Im Martin-Gropius -Bau feierte der European Film Market einen, nach Aussage der Betreiber, gelungenen Start im neuen Domizil. Über 250 teilnehmende Firmen aus dem In- und Ausland handelten, bewerteten und kauften rund 650 Filme und hoben den EFM zu neuer Größe und Bedeutung. Die starke Präsenz deutscher Filme auf der diesjährigen Berlinale, insgesamt 55 Stück, führten Branchenkenner auf die richtigen Schritte der vergangenen Jahre zurück, die im Bereich der Filmförderung erfolgten. Besonders Jürgen Vogels Vergewaltiger in „Der freie Wille“ sorgte für starkes Interesse. Ebenso das Familiendrama „Vier Fenster“ und der Wettbewerbsfilm „Requiem“. Sandra Hüller erhielt den Silbernen Bären für Ihre Darstellung der Studentin Michaela, die sich von Dämonen verfolgt sieht. Für seinen Lehrer Bruno in „Elementarteilchen“ erhielt Moritz Bleibtreu den Silbernen Bären als bester Darsteller. Kino für jeden Geschmack. Insgesamt 20 Wettbewerbsfilme stritten um den Goldenen Bären, den letztlich „Grbavica“ von Jasmila Zbanic erhielt.
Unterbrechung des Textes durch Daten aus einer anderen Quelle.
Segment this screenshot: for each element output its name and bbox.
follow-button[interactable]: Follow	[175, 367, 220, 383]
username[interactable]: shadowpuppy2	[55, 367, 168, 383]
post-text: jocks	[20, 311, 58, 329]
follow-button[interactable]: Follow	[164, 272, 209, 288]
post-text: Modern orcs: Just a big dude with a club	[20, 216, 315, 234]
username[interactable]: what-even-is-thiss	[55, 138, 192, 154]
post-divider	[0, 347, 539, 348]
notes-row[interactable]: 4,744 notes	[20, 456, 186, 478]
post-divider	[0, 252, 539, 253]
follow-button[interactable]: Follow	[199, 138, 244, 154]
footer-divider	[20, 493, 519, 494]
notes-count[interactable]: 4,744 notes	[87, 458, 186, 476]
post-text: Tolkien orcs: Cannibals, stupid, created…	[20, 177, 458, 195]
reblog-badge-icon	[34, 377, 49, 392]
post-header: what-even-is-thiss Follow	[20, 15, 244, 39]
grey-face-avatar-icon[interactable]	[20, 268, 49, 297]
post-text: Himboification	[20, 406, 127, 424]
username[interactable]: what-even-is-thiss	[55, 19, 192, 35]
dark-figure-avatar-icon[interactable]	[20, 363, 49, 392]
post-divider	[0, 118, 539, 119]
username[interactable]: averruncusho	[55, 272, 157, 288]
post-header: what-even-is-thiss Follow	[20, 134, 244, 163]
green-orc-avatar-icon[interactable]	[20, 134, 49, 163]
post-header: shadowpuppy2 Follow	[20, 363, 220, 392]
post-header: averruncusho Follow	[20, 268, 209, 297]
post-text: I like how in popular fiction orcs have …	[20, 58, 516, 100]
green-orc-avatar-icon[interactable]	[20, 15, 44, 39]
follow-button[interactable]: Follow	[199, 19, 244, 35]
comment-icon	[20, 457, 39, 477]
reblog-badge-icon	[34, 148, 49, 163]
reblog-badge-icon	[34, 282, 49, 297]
Ihr Spielfilmdebüt widmete die bosnische Filmemacherin dem Trauma des Krieges und den Nachwirkungen in ihrem Heimatland in den 1990er Jahren. Von besonderer Intensität bleibt für mich der Drogenfilm „Candy“, australischer Beitrag im Wettbewerb mit Heath Ledger und Abbie Cornish. Für besondere Furore sorgte Michael Winterbottoms "Road to Guantanamo", die auch während der Filmfestspiele für politischen Zündstoff sorgte und an der UNO vorbeiführte. Ein Wechselbad der Gefühle am Potsdamer Platz. Politisch, unbändig, provozierend und manchmal mit einer melancholischen Heiterkeit kommen die Beiträge daher. Panorama, Perspektive Deutsches Kino, Forum und Kinderfilmfest, 14plus sorgten für ein gesundes und wohltuendes Maß an Koordination und Einteilung im Filmeüberfluss. „Traumfrauen. Stars im Film der fünfziger Jahre“ ließen in der Retrospektive die Nymphen (Brigitte Bardot), Romantikerin (Audrey Hepburn) und Mondänen (Ava Gardner, Lana Turner) auferstehen. Der Teddy-Award für den besten Homo-Film feierte seinen 20.Geburtstag. Berlinale, anstrengendes und aufregendes Glanzlicht an der Spree. Eine Faszination, deren sportlicher Charakter und glitzernder Ehrgeiz zum 56.Mal zelebriert wurde und positiv für die Zukunft hoffen lässt.

Festivaltitan Berlinale

Unter dem Motto „Schaufenster der freien Welt“ eröffnete die erste Berlinale am 6. Juni 1951 mit Alfred Hitchcocks Rebecca im Titania-Palast. Zunächst im Sommer, seit 1978 im Februar, zählt das jährlich in Berlin stattfindende Filmfestival zu den weltweit bedeutendsten Events der Filmbranche

Candy - Liebe am Abgrund

Der australische Film Candy wurde in der Sektion "Wettbewerb" aufgeführt. In der Pressekonferenz stellten sich Abbie Cornish, Heath Ledger, der Regisseur Neil Armfield und Luke Davies (Drehbuch) den Fragen der Journalisten.